IndiGo is all set to begin international flights from September 1 targeting high-density traffic international routes. Media reports that IndiGo will start with Dubai, Singapore and Bangkok at initial return fares of R9,999 intensifying competition with other Indian and overseas airlines on these lucrative short-haul routes.

Clearly this is a threat to Jet?s international business. At present, including Jet, 5 airlines fly the Delhi-Dubai route, 7 fly the Delhi-Bangkok route, 3 fly the Delhi-Singapore route, 6 fly the Mumbai-Bangkok route and 5 airlines fly the Mumbai-Dubai route Evidently, all these routes are already highly competitive and currently only one low cost carrier?namely Thai AirAsia flies the Delhi-Bangkok route.

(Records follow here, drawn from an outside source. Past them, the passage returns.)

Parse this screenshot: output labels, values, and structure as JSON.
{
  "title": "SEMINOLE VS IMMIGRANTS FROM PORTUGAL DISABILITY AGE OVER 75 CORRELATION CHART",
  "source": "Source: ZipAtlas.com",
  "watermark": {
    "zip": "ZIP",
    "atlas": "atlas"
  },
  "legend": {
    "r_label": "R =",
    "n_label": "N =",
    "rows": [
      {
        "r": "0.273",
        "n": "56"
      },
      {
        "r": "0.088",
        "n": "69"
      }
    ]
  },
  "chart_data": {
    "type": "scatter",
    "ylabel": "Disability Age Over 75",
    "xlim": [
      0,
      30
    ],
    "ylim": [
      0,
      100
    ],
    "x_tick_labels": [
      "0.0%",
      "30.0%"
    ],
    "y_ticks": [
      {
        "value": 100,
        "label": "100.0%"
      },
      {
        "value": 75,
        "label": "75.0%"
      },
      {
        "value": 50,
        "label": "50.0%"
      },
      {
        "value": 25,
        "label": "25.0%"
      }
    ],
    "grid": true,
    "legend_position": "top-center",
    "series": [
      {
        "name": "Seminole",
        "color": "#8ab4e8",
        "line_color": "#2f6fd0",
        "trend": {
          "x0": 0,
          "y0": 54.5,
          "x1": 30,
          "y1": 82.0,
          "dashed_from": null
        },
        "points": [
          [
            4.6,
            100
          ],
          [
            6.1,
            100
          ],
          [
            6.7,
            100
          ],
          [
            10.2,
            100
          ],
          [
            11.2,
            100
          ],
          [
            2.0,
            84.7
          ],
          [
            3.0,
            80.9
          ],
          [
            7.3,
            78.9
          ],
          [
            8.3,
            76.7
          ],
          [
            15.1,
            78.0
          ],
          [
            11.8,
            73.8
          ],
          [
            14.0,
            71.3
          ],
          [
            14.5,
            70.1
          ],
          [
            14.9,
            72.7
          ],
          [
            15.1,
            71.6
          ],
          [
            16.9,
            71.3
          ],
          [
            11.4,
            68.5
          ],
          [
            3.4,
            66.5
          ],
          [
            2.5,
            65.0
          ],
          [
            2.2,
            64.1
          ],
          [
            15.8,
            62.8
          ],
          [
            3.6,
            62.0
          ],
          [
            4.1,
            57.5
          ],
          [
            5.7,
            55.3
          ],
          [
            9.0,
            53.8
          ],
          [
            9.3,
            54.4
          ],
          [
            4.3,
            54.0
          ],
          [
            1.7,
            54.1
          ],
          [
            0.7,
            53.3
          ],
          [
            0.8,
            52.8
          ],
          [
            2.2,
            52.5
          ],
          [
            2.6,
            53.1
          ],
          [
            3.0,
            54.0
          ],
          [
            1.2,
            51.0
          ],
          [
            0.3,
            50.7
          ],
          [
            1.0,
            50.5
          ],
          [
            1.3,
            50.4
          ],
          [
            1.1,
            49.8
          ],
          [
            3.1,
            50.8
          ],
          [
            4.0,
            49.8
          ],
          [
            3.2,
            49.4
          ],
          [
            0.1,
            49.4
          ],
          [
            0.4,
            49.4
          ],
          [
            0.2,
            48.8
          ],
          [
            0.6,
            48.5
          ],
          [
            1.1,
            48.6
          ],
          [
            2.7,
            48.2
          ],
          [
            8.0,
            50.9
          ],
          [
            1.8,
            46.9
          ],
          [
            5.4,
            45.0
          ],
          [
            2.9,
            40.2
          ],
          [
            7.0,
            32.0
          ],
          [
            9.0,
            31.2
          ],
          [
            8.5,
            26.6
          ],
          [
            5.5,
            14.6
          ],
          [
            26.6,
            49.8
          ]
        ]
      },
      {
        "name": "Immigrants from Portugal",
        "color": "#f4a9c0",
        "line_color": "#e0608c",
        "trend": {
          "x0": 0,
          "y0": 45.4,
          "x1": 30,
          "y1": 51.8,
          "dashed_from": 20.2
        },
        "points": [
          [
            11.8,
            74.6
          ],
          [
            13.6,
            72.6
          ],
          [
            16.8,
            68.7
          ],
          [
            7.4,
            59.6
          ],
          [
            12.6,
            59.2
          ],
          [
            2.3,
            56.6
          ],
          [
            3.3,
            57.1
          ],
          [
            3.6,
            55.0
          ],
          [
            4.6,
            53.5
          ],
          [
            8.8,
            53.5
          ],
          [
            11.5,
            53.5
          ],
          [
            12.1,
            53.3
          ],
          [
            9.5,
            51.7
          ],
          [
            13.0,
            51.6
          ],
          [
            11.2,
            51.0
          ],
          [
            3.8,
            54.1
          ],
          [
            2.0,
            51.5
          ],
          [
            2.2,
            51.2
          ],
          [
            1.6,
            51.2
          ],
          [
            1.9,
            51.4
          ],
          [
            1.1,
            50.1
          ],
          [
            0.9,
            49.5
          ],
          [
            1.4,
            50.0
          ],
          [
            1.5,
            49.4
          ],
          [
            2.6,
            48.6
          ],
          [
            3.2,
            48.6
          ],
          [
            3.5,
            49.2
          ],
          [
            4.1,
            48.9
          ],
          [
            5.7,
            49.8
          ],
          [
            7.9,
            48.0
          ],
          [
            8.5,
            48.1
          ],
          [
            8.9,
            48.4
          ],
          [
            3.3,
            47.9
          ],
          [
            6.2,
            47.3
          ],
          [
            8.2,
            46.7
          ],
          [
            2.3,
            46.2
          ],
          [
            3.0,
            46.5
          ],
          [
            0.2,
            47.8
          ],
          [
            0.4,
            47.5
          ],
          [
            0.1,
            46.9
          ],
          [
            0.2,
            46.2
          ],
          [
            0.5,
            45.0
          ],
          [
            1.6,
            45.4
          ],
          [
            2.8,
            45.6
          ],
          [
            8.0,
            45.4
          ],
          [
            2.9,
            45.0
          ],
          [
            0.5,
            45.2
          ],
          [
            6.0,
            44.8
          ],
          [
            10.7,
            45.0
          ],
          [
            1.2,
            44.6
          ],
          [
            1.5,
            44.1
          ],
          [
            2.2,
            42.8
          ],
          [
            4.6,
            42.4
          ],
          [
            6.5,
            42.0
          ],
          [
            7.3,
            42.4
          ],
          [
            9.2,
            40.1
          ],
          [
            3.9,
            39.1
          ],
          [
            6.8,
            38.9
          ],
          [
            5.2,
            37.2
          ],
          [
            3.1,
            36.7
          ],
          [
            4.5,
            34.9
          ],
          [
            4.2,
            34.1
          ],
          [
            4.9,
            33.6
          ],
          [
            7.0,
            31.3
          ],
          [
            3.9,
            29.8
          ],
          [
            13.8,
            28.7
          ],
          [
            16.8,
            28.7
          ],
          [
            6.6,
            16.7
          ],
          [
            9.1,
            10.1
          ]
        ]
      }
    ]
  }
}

Renewed competition from IndiGo on these high density traffic international routes could lead to a fresh price war, at least initially. With irrational pricing by Air India pressurising domestic yields for Jet, similar threats from IndiGo on international routes is clearly no good news.

As per media reports, Jet has put its plans to raise funds from the market on hold on rising fuel price and low investment appetite in the sector. We had highlighted this risk earlier arguing that large debt repayments for Jet seemed a remote possibility in FY12.Fund-raising options like QIP might not be possible post the FIPB?s directives on promoter dilution; given current prices, Jet would be unwilling to come to the market for a rights issue.

We continue to value Jet using relative valuation metrics with a target price of R500. At our target, Jet would trade at 7x EV/Ebitdar, 2.5x book and 22x EPS on our FY13 estimates. Since our target price implies 12% potential return , we maintain our Neutral(V) rating on the stock.